Each type of genetic medicine has key features and benefits. Fitzgerald sees the temporary nature of RNAi, compared with making permanent edits to genes, as an important safety feature. “With RNAi, we can titrate the dose, and it wears off over time,” says Fitzgerald. “Every patient is different, and may respond differently to therapy. The ability to adjust dosing while still delivering therapeutic benefits with infrequent administration makes RNAi therapeutics very desirable for doctors and patients.” He believes RNAi technology will disrupt medicine in the same way that monoclonal antibodies did when they were invented, changing treatment paradigms across several therapeutic areas.

An expanding treatment landscape

The first commercially available RNAi therapeutic — discovered and developed at Alnylam — was approved for adults in 2018 for the treatment of a rare disease called hereditary transthyretin (ATTR) amyloidosis with polyneuropathy. Like many rare diseases, hereditary ATTR is monogenic. A mutation in the TTR gene results in a misfolded protein that overwhelms the body’s capacity to clear it. The misfolded protein clogs up organs and can cause a wide range of symptoms, including nerve pain and numbness, weight loss, fatigue and muscle weakness. ATTR amyloidosis is often fatal. Although the RNAi therapeutic doesn’t stop production of all the mutant protein, it slows it enough to allow the body to clear the misfolded protein, reducing symptoms.

Fitzgerald says ATTR was the “ideal case” for RNAi. TTR is highly expressed in the liver, which proved the most advantageous site for delivery of the first RNAi therapeutics. RNA is big and covered with negative charges, which poses a challenge when crossing cell membranes. But the liver likes to take up large molecules, and Alnylam initially used lipid nanoparticles — later applied in the delivery of mRNA COVID-19 vaccines — to get them into the right cells. Alnylam researchers also discovered that they could conjugate siRNAs to a sugar molecule called GalNAc, which binds to a receptor abundantly expressed on liver cells, showing a potential path forward for delivery to other tissue types.

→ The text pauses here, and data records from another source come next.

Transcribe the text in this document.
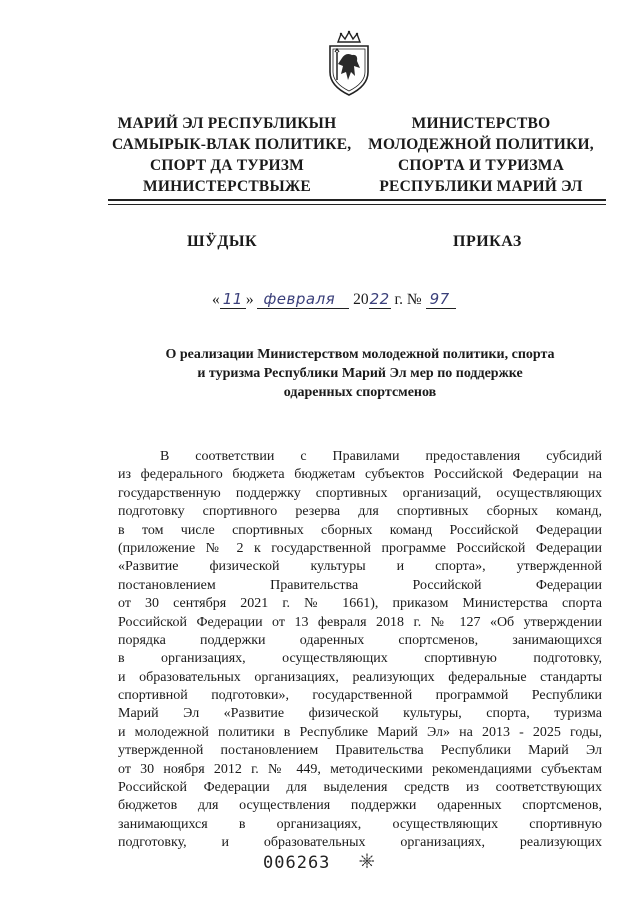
МАРИЙ ЭЛ РЕСПУБЛИКЫН
САМЫРЫК-ВЛАК ПОЛИТИКЕ,
СПОРТ ДА ТУРИЗМ
МИНИСТЕРСТВЫЖЕ
МИНИСТЕРСТВО
МОЛОДЕЖНОЙ ПОЛИТИКИ,
СПОРТА И ТУРИЗМА
РЕСПУБЛИКИ МАРИЙ ЭЛ
ШӰДЫК	ПРИКАЗ
« 11 » февраля 2022 г. № 97
О реализации Министерством молодежной политики, спорта
и туризма Республики Марий Эл мер по поддержке
одаренных спортсменов
В соответствии с Правилами предоставления субсидий
из федерального бюджета бюджетам субъектов Российской Федерации на
государственную поддержку спортивных организаций, осуществляющих
подготовку спортивного резерва для спортивных сборных команд,
в том числе спортивных сборных команд Российской Федерации
(приложение № 2 к государственной программе Российской Федерации
«Развитие физической культуры и спорта», утвержденной
постановлением Правительства Российской Федерации
от 30 сентября 2021 г. № 1661), приказом Министерства спорта
Российской Федерации от 13 февраля 2018 г. № 127 «Об утверждении
порядка поддержки одаренных спортсменов, занимающихся
в организациях, осуществляющих спортивную подготовку,
и образовательных организациях, реализующих федеральные стандарты
спортивной подготовки», государственной программой Республики
Марий Эл «Развитие физической культуры, спорта, туризма
и молодежной политики в Республике Марий Эл» на 2013 - 2025 годы,
утвержденной постановлением Правительства Республики Марий Эл
от 30 ноября 2012 г. № 449, методическими рекомендациями субъектам
Российской Федерации для выделения средств из соответствующих
бюджетов для осуществления поддержки одаренных спортсменов,
занимающихся в организациях, осуществляющих спортивную
подготовку, и образовательных организациях, реализующих
006263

The first three approved RNAi drugs — all discovered and developed at Alnylam — were for rare, monogenic diseases with targets expressed in the liver. As confidence in the technology grew, however, focus expanded to common illnesses such as hypercholesterolaemia and hypertension, where the underlying causes are more complicated. And researchers are now unlocking new tissues for RNAi with advances in delivery technology, including new conjugates.

Alnylam has a candidate in a phase I clinical trial in early-onset Alzheimer’s disease. The investigational RNAi therapeutic targets mutant versions of amyloid precursor protein (APP), which are closely associated with familial cases of both Alzheimer’s and cerebral amyloid angiopathy.

“The concept isn’t too different from ATTR,” says Fitzgerald. “We aim to lower the amount of APP to the point where we shift the balance back to clearance.”

Krieg says that RNAi could be a fundamentally different approach to treating many neurological diseases. And, he adds, there are hints that RNAi may be useful against other common diseases⁴. “It’s going to be really exciting, seeing it evolve over time.”